Seminar: Identifying and Cataloguing Functional LncRNAs in Human and Mouse

2015-09-10: by Jennifer Harrow, Wellcome Trust Sanger Institute, UK. The seminar will take place September 10th, 14.15-15.00 at University of Copenhagen, SUND/SCIENCE, Orangeriet, Dyrlægevej 36, Frederiksberg C.

Registration is not necessary. Refreshments will be provided.

Abstract: Many groups are generating and data-mining a wealth of Illumina RNAseq data available in the public domain to identify “tens of thousands” of novel long non-coding RNAs. The reliability of these models is variable and can depend on the length and quality of input data and algorithms used. As part of the GENCODE consortium we are combining different resources to produce a reference non-coding gene catalogue in human and mouse, publicly available in UCSC and Ensembl browsers. Currently we have identified around 15 900 human loci and 8 000 mouse loci that are potential long non-coding (lnc) genes. Nomenclature and classification of these entities is usually based on proximity to other coding genes, rather than based on their function. As part of the GENCODE project, we have analysed 400 lncRNAs identified as partial transcripts through the lack of CAGE data or polyadenylation signals.
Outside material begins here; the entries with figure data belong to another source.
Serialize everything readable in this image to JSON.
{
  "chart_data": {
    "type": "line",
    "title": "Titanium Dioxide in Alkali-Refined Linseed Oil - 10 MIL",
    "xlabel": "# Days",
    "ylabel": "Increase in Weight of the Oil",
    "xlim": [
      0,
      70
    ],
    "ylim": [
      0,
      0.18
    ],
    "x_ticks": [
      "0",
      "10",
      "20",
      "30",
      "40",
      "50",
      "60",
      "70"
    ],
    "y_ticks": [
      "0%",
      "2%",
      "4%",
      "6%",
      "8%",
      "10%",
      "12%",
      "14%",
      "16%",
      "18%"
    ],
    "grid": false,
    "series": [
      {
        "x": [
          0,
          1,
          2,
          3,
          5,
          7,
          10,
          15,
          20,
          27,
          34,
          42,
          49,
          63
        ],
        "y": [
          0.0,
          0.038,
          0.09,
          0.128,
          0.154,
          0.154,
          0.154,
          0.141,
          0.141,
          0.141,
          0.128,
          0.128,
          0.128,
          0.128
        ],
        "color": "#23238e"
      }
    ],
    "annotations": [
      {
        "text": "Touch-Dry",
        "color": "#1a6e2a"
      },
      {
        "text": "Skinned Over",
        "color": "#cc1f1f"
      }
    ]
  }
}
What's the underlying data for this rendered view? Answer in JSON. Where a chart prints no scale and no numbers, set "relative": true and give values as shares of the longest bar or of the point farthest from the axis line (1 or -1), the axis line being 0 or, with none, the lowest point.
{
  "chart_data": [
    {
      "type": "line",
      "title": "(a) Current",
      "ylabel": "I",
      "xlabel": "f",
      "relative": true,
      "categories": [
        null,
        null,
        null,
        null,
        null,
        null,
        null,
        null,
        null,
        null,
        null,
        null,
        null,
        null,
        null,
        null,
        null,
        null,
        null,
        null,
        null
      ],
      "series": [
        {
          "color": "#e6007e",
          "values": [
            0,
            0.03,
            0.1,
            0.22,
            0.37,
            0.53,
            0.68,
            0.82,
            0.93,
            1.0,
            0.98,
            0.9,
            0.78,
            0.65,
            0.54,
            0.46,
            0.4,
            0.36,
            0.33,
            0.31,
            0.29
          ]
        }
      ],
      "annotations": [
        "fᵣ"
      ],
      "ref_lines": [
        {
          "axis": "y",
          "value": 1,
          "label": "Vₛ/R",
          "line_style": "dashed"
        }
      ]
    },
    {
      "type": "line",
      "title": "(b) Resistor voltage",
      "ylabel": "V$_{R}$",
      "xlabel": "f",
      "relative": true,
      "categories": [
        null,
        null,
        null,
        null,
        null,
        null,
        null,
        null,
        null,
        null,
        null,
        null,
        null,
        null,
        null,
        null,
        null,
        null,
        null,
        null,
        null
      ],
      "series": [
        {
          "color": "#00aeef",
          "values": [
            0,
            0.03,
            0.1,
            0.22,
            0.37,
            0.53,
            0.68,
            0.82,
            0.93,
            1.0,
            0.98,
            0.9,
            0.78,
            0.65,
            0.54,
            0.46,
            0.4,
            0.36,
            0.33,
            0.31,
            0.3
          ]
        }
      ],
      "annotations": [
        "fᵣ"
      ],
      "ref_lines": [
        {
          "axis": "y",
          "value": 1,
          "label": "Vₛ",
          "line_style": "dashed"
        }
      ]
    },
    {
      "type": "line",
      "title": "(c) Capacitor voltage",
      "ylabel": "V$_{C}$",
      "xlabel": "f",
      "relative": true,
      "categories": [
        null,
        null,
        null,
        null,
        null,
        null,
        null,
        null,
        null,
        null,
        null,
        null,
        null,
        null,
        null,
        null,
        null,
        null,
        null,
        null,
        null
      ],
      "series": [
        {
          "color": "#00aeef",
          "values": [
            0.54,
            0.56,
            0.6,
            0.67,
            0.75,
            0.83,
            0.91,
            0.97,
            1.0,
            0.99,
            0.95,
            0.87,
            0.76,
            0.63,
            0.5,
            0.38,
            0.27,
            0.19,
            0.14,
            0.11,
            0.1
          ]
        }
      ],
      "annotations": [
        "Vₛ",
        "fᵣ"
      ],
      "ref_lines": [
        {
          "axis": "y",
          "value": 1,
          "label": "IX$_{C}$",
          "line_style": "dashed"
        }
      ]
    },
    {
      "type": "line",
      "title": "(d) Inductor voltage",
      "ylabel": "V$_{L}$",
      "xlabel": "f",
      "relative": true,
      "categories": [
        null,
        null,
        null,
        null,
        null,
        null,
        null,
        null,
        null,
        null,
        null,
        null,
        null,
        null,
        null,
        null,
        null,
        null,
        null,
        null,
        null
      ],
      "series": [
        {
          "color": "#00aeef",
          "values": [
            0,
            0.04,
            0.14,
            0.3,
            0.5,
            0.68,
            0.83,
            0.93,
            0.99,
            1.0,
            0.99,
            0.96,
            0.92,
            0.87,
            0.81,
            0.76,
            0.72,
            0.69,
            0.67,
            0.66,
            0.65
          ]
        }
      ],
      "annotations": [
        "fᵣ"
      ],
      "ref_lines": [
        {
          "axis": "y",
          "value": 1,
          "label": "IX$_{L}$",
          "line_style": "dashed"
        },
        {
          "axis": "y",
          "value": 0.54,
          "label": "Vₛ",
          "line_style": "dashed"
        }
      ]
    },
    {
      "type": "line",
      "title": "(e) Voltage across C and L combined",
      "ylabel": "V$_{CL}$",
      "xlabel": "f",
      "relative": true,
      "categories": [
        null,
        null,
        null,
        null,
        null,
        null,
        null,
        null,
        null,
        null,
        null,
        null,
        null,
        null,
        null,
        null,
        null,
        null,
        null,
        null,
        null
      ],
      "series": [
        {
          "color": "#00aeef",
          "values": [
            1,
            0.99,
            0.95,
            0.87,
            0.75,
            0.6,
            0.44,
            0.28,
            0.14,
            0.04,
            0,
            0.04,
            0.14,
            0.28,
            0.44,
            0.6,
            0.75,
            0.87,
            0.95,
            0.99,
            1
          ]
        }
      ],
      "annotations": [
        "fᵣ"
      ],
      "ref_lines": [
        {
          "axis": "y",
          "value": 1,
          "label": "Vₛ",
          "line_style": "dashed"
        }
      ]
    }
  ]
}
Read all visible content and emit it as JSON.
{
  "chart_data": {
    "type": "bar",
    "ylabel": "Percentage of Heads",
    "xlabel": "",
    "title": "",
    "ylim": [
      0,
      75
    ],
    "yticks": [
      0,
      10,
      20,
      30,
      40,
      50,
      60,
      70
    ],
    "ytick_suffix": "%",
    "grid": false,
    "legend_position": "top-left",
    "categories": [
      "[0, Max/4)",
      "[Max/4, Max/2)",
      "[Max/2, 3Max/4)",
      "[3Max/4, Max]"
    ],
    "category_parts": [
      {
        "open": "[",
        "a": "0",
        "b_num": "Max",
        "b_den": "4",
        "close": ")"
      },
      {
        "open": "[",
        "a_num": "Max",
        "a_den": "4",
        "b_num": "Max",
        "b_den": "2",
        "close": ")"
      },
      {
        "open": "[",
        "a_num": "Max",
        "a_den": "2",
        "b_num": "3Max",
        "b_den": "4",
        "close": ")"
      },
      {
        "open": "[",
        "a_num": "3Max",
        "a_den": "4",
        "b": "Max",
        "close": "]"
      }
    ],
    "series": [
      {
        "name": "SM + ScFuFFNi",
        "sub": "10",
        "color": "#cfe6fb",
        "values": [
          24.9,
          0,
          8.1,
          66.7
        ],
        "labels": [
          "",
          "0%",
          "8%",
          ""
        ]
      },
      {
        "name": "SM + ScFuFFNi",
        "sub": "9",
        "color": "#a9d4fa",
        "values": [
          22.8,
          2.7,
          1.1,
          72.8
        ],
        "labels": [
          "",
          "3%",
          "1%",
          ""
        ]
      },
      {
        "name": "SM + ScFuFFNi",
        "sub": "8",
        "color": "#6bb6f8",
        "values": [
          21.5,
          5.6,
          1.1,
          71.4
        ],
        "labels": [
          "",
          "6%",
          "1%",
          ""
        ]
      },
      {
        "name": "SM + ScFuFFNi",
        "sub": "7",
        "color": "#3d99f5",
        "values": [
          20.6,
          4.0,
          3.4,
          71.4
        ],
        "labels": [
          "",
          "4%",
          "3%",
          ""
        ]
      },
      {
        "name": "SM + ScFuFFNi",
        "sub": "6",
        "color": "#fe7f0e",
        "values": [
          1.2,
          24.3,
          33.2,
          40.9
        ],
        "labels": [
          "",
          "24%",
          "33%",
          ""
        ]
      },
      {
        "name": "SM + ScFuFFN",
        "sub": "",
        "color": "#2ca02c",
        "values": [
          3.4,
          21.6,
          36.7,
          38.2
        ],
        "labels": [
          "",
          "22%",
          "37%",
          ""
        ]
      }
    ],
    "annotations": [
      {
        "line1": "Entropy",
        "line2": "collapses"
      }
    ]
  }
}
We have extended these loci using RACEseq and long read protocols to investigate expression in 8 different tissues. The majority of lncRNA sequences appear to be poorly conserved on the sequence level, yet annotating both mouse and human regions in parallel reveals syntenically equivalent transcripts. We are also using capture-seq technology and PacBio sequencing to compare expression of lncRNAs in the different organisms and identify novel full-length transcripts. The coding potential of these novel loci was investigated using proteomics data from the Kuster and Pandey labs. In summary, we highlight how this mix of next generation data may double the number of genes in GENCODE, presenting new challenges in cataloguing functional lncRNAs for human and mouse.